Le président Bakili Muluzi du Malawi avait ouvert les entretiens à Blantyre en sa qualité de président en exercice de la Communauté de développement de l'Afrique australe (CDAA), qui compte quatorze membres. « Les entretiens était cordiaux . L'humeur était au beau fixe, nous avons plaisanté et ri », aurait-il confié à AP. Il a indiqué aux journalistes qu'il y « avait eu certains accords » au cours des entretiens, bien qu'il ait décliné de dire ce qui a été décidé. Aucun communiqué ne sera diffusé, a-t-il informé, mais un comité ministériel sera mis sur pied pour suivre certaines des questions abordées.
Dans une émission à la BBC, M. Kagamé a déclaré que le Rwanda allait retirer ses forces de la RDC seulement si la milice Interahamwe hutue dans les régions frontalières de l'est de la RDC était désarmée et démobilisée. « Ces choses vont de pair pour garantir qu'il n'y a aucune menace d'ordre sécuritaire pour nous après le retrait », a-t-il insisté.
L'Interahamwe sont des rebelles rwandais qui, avec de nombreux soldats de l'ancienne armée régulières rwandaise (ex-FAR), sont accusés du génocide en 1994 de quelque 800 000 Tutsis et Hutus politiquement modérés au Rwanda. L'Interahamwe et l'ex-FAR ont fui à travers la frontière vers ce qui était alors le Zaïre lorsque les forces tutsies s'étaient emparées de la capitale, Kigali, et avaient mis un point final aux massacres.
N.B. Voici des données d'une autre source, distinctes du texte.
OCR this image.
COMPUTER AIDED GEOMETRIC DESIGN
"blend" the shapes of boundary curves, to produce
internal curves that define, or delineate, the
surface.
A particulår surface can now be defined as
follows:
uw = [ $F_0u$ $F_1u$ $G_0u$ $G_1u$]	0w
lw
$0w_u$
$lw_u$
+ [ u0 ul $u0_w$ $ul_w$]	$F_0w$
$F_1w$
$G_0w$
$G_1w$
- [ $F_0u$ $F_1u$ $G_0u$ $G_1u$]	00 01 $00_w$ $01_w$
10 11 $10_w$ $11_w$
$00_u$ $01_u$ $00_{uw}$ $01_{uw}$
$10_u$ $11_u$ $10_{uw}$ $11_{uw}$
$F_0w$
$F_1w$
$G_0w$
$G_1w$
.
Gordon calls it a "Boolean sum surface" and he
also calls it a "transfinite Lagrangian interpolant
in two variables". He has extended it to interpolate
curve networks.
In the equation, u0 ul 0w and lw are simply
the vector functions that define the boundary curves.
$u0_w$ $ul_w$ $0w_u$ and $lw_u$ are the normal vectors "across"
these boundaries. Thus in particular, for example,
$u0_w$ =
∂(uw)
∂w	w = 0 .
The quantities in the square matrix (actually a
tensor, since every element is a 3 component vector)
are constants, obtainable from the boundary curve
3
Kinshasa avait annoncé le 12 septembre que 3 000 extrémistes hutus avaient été désarmés, mais le gouvernement de Kigali reste sceptique à cette égard, arguant qu'il reste plusieurs milliers de rebelles. Leur désarmement est l'une des dispositions fondamentales de l'accord de paix de Lusaka.
Le président ougandais Yoweri Museveni, dont le pays est aussi impliqué dans la guerre, est attendu ce vendredi au Malawi pour être informé par M. Muluzi au sujet des entretiens entre MM. Kabila et Kagamé. M. Museveni, qui soutient un groupe rebelle rival en RDC, avait rencontré M. Kagamé il y a une semaine à Kigali, la capitale du Rwanda. D'autre part, M. Kagamé est arrivé à Dar es-Salaam le même jour pour se concerter avec le président tanzanien, Benjamin Mkapa sur la situation de la sécurité dans les Grands Lacs, a rapporté l'AFP.